Applications must be designed to handle scenarios where messages may:
- be delivered more than once
- arrive out of order
- be re-queued
- be retried due to processing failures
To achieve correct and safe message processing, developers must design consumers that are idempotent, or use patterns that ensure only one consumer processes a given message.
Competing Consumers Pattern
When multiple instances of the same service read from the same queue or topic partition, the recommended approach to guarantee that exactly one instance processes a given message is the Competing Consumers Pattern.
This pattern ensures:
- multiple consumers can scale horizontally
- only one consumer instance processes each message
- load is distributed across consumer instances
- consumer failures do not cause message loss
Reference:
https://docs.microsoft.com/en-us/azure/architecture/patterns/competing-consumers
RabbitMQ
RabbitMQ implements the Competing Consumers Pattern natively.
When multiple consumers subscribe to the same queue:
- RabbitMQ delivers each message to only one consumer
- Message acknowledgements ensure messages are not lost
- If a consumer fails, unacknowledged messages are re-delivered to another consumer
Because of this built-in behavior, RabbitMQ is a safe and straightforward broker for one-at-a-time message processing.
Requirements When Using RabbitMQ
- Ensure explicit acknowledgements (
ack) are enabled. - Ensure queues are durable and messages are persistent when needed.
- Ensure consumers handle retries and duplicate deliveries safely.
- Prefer idempotent message handlers wherever possible.
Kafka
Kafka is fundamentally different from RabbitMQ.
It delivers messages based on:
- topic partitions
- consumer groups
Consumer Groups and Delivery Guarantees
To ensure that only one instance of an application receives a given message:
- All consumers of the same application must share the same
consumer-group-id. - Kafka will then distribute partitions across consumer instances.
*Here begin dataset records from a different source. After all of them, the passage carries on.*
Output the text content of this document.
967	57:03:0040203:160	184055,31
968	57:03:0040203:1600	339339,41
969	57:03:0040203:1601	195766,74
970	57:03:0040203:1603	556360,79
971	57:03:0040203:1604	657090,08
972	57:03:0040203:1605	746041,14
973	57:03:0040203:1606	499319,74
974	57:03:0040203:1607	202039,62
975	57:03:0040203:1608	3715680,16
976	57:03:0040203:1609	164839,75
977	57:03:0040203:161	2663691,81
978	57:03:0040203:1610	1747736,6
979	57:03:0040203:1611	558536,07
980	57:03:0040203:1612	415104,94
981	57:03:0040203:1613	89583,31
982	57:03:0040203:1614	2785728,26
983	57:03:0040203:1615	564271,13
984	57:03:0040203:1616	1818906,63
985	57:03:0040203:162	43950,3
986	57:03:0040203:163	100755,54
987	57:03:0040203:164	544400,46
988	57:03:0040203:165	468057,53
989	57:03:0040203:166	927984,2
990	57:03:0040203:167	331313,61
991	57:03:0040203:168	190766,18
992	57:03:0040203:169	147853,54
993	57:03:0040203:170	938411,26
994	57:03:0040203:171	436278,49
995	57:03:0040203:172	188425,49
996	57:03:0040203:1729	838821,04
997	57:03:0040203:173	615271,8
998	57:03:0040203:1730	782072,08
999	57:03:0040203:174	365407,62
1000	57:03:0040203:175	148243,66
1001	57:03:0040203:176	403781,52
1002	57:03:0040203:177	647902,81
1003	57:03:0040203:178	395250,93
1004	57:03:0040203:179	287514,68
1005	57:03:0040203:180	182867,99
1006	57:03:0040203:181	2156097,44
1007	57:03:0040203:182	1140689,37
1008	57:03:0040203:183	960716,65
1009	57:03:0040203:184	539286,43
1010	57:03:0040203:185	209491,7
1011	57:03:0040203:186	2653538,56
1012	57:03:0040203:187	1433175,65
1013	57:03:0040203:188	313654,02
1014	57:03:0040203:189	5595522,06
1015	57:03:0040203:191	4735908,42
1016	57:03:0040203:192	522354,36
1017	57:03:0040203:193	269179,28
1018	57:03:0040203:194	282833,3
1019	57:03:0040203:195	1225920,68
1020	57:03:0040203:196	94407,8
- Each partition is consumed by exactly one consumer in the group at a time.
Important Notes for Kafka
- Kafka does not guarantee exactly-once processing unless additional mechanisms are used.
- Consumers must be designed to handle duplicate messages.
- Keep partition counts aligned with expected consumer scaling.
- When ordering is important, ensure all relevant messages are sent to the same partition.
Summary
To ensure safe and predictable message processing:
- Use the Competing Consumers Pattern for horizontally scaled consumers.
- RabbitMQ naturally enforces single-consumer semantics per message.
- Kafka requires proper consumer-group configuration.
- Always design consumers to be idempotent and robust to retries or duplicates.
Correct message broker usage ensures reliable inter-service communication across DIT systems.